Guido

Don't grow your pandas DataFrames row by row

January 16, 2025

Guido Carugati

When working with pandas, one frequent task is having to fill a DataFrame row by row. Recently, I had to perform this operation with a HUGE dataset, and to my surprise (or not), it turned out to be extremely time-consuming. This led me to dig a little deeper, and I arrived at a key conclusion: Avoid growing a Pandas DataFrame row by row.

I’m pretty sure many of us in this scenario instinctively start by creating an empty DataFrame and then filling it iteratively. However, this approach is extremely inefficient and should be avoided. A more efficient and performant way involves accumulating our data in a list (or any similar data structure) and only converting it into a DataFrame once all processing is complete.

Collect data first

data = []
# Collect data in the list
for row in function_that_generates_data():
	data.append(row)
# Convert the list to a DataFrame in one go
df = pd.DataFrame(data)

Advantages of this method:

  • Efficiency: Appending to a Python list is much faster than appending to a pandas DataFrame.

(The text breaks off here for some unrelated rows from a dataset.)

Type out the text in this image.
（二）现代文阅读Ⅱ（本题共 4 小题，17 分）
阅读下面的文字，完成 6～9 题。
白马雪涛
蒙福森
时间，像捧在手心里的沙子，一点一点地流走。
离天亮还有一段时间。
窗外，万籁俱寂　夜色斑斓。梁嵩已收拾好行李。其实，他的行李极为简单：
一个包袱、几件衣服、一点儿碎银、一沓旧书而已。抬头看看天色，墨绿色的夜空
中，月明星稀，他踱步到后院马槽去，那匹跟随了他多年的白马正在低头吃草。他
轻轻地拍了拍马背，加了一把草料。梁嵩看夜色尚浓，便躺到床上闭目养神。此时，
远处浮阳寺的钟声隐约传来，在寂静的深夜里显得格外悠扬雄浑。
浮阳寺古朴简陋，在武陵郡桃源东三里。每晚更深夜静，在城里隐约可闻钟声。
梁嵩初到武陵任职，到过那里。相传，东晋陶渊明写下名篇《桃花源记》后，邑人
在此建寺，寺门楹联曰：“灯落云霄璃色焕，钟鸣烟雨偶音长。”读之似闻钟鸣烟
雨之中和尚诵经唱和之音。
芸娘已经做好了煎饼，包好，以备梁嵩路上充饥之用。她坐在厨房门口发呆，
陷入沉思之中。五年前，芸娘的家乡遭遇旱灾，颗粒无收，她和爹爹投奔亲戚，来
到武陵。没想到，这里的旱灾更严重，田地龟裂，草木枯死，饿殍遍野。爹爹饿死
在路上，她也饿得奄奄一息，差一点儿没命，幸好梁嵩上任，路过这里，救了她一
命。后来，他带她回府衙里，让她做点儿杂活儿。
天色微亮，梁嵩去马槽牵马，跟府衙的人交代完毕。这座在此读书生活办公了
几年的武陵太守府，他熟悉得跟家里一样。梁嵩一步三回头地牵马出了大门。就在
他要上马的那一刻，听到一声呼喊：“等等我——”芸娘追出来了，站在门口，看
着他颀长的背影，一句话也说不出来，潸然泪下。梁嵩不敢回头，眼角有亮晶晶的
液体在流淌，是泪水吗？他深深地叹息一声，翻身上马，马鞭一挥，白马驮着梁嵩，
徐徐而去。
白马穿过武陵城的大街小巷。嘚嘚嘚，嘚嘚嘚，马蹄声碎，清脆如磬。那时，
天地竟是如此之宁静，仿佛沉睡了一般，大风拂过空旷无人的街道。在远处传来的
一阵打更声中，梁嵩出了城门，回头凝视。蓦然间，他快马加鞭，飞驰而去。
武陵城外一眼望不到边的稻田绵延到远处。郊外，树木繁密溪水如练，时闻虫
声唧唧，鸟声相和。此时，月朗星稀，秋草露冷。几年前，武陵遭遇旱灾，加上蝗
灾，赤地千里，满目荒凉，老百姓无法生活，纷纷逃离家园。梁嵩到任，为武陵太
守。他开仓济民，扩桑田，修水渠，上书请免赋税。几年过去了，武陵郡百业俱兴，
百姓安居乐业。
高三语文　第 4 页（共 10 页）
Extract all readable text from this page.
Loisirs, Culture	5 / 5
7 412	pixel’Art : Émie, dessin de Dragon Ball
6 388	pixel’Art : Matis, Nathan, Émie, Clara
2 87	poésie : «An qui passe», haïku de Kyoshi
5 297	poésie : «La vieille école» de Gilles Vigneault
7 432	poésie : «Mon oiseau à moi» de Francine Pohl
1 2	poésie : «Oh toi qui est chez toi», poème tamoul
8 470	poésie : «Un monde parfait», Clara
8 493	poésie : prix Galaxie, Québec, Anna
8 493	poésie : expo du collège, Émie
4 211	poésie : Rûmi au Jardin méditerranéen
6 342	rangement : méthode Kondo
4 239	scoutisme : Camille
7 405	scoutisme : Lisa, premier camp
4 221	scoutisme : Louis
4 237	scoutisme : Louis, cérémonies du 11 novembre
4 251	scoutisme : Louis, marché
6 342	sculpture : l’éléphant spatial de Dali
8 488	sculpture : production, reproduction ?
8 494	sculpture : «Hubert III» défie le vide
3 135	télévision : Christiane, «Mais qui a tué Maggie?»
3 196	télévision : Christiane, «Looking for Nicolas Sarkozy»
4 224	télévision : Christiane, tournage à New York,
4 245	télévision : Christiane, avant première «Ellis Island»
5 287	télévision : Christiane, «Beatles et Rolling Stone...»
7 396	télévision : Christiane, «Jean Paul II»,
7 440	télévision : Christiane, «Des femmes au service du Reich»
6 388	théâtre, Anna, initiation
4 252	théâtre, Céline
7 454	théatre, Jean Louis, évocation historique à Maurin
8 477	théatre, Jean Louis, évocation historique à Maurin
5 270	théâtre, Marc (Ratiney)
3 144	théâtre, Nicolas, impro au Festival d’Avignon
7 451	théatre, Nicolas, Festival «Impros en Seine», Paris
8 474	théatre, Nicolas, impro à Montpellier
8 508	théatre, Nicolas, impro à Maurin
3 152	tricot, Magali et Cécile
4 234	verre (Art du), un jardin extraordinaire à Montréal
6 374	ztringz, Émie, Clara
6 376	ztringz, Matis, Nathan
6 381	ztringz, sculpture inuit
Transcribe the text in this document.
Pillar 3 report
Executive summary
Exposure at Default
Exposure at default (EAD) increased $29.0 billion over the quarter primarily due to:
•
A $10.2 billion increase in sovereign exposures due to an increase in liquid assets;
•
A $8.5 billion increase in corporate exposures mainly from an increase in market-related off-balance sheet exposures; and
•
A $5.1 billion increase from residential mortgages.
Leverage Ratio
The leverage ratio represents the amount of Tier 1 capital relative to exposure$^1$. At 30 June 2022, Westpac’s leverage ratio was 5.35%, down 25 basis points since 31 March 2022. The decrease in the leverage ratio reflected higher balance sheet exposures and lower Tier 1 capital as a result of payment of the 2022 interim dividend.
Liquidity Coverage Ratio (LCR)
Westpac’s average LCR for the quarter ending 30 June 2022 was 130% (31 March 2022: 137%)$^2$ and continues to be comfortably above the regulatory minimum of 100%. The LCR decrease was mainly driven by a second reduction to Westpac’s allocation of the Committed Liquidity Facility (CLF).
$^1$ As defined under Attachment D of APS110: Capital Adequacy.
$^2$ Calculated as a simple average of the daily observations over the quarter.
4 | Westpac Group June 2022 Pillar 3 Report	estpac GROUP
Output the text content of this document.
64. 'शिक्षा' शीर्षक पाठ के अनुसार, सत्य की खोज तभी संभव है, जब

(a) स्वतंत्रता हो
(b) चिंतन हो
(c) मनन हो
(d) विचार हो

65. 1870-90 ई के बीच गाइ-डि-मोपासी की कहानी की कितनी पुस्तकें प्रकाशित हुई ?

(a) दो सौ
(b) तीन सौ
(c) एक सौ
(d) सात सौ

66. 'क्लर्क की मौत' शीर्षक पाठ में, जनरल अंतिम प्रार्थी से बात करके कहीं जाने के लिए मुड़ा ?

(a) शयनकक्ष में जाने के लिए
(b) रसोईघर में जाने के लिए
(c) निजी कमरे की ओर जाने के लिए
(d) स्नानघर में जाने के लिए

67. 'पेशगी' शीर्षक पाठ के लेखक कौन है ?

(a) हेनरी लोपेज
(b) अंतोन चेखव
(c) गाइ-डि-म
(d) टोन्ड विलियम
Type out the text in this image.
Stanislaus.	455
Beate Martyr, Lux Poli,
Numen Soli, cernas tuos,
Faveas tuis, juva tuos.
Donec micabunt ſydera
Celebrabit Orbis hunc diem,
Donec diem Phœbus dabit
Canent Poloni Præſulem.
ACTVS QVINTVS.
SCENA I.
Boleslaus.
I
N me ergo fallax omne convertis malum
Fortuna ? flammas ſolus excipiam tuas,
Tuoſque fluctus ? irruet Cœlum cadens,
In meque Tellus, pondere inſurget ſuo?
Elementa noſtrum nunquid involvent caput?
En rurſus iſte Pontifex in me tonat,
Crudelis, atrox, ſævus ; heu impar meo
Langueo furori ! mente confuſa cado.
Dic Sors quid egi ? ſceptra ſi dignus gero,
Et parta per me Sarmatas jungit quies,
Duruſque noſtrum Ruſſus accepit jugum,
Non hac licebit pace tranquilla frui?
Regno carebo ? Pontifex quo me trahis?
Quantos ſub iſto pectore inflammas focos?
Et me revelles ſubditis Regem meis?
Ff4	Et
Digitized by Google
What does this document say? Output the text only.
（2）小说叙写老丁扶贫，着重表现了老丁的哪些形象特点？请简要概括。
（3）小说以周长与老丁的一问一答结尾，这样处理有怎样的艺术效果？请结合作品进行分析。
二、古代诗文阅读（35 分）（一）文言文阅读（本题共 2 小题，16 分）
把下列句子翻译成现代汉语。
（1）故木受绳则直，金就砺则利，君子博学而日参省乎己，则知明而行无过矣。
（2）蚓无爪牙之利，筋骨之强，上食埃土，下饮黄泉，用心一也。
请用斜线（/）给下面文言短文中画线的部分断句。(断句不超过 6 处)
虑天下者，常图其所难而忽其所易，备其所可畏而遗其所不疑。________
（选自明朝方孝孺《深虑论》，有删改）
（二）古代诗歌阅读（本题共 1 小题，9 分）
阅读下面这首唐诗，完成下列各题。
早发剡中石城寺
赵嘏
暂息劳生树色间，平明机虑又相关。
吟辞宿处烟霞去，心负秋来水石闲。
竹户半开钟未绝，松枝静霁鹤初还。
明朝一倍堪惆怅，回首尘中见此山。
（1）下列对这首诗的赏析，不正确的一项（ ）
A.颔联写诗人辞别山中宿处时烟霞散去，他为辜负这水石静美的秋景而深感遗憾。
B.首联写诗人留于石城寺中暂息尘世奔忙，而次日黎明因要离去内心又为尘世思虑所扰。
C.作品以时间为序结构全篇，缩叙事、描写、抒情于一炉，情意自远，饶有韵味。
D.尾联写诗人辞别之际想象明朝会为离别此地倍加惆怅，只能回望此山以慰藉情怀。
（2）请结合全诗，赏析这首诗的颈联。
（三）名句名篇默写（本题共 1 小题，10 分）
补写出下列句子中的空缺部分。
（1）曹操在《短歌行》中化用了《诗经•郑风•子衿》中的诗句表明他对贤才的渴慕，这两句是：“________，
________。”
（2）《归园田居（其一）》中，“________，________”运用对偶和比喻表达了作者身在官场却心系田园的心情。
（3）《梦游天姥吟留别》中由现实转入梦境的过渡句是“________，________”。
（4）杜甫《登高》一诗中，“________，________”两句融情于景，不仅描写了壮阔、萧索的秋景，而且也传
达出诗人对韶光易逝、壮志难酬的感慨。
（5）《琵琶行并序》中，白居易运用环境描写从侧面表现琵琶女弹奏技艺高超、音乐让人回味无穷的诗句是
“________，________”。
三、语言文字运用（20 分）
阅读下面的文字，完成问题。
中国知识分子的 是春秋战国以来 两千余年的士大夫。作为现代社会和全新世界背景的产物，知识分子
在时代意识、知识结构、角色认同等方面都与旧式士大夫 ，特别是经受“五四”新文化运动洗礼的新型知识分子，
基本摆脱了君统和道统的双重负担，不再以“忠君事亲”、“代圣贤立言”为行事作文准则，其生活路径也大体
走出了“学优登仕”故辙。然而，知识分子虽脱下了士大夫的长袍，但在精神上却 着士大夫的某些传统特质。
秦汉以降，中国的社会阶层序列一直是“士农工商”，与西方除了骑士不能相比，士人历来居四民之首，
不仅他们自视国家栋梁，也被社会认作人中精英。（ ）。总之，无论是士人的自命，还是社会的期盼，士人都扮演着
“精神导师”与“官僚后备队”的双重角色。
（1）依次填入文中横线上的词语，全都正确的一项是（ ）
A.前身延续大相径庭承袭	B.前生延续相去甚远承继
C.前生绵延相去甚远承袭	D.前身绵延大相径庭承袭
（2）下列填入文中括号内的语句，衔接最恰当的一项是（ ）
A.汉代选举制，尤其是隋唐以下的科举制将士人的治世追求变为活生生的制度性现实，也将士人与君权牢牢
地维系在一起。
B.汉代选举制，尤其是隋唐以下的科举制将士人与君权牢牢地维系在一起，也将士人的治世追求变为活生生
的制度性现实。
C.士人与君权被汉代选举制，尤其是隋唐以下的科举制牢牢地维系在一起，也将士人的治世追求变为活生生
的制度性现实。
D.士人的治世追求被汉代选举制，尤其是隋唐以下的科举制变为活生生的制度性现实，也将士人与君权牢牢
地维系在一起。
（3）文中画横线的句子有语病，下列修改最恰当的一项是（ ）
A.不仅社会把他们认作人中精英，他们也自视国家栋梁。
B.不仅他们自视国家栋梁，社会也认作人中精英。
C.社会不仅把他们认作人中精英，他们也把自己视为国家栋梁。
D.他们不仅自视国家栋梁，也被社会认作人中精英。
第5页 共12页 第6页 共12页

It consumes much less memory because lists don’t involve frequent memory reallocation when expanded.
  • Automatic dtype inference: When converting a Python list to a DataFrame, pandas automatically infers column data types, avoiding the need to do it manually.
  • Simpler indexing: pandas automatically assigns a default RangeIndex when the DataFrame is created eliminating the need to manually track row indices during data collection.

Common practices to avoid

Using .concat within a loop

This is probably the first approach many of us would consider doing. Which is using .concat() in every iteration of a loop.

df = pd.DataFrame()
for row in function_that_generates_data():
df = pd.concat([df, pd.DataFrame([row])], ignore_index=True)

Why is it bad? Each call to .concat triggers a memory reallocation. Unlike Python lists, which append elements in constant time, pandas DataFrames don’t have this optimization.

When concatenating DataFrames, the memory of the existing DataFrame is duplicated, and the new row is added to this duplicated structure. This behavior, combined with a loop, results in a quadratic time complexity, making the operation much slower as the dataset grows.

Using .loc for row assignment

Another approach could be creating an empty DataFrame and then populating it iteratively using .loc

df = pd.DataFrame(columns=["column1", "column2", "column3"])
for row in function_that_generates_data():
	df.loc[df.index.max() + 1] = row

Why is it bad? Like .concat, using this method within a loop also produces frequent memory reallocation. A DataFrame created using .loc row assignment has no predefined size, so again pandas resizes it dynamically for every newly added row.

Also, note that we are using df.index.max() to determine the next index for .loc. This is slightly faster than df.loc[len(df)] = row, but is still inefficient.

Starting from a DataFrame filled with NaNs

A workaround for the previous approach could be preallocating a DataFrame filled with NaN values and then populating it using .loc.

df = pd.DataFrame(columns=["column1", "column2", "column3"], index=range(num_rows))
for i, row in enumerate(function_that_generates_data()):
	df.loc[i] = row

Why is it bad? First, this approach is only suitable if the Dataframe’s final size is known upfront, which is rarely the case. If the size needs to change during processing, we would have to manually resize the DataFrame, reintroducing the inefficiencies commented above.

Additionally, initializing a DataFrame filled with NaN values causes all its columns to default to the object data type:

column1 object
column2 object
column3 object
dtype: object

Obviously, this is problematic because it implies having to perform additional type conversion steps, which is not what we want.

Nice story. Now show me the data.

To measure these methods I wrote a simple benchmark you can find here. These are the results for each (time in seconds):

┌───────────────────────┬────────────┬───────────────┬─────────────────┐
│ Method                │ 1,000 rows │ 10,000 rows   │ 100,000 rows    │
├───────────────────────┼────────────┼───────────────┼─────────────────┤
│ List of dicts         │ 0.001      │ 0.004         │ 0.037           │
├───────────────────────┼────────────┼───────────────┼─────────────────┤
│ .concat()             │ 0.268      │ 3.084         │ 65.404          │
├───────────────────────┼────────────┼───────────────┼─────────────────┤
│ .loc (without alloc)  │ 0.500      │ 5.501         │ 158.228         │
├───────────────────────┼────────────┼───────────────┼─────────────────┤
│ .loc (with alloc)     │ 0.040      │ 0.392         │ 3.969           │
└───────────────────────┴────────────┴───────────────┴─────────────────┘

I went a little further and tested everything with perfplot. This was the output:

Comparison of Methods

Note about pd.append(): pandas developers recently decided to deprecate the .append method. The original proposal cited that the method was inefficient and was drawing a misleading analogy to Python’s list.append() since both methods have significant differences regarding performance. The original issue and the discussion about it can be found here, which by the way turned out to be pretty comic and heated.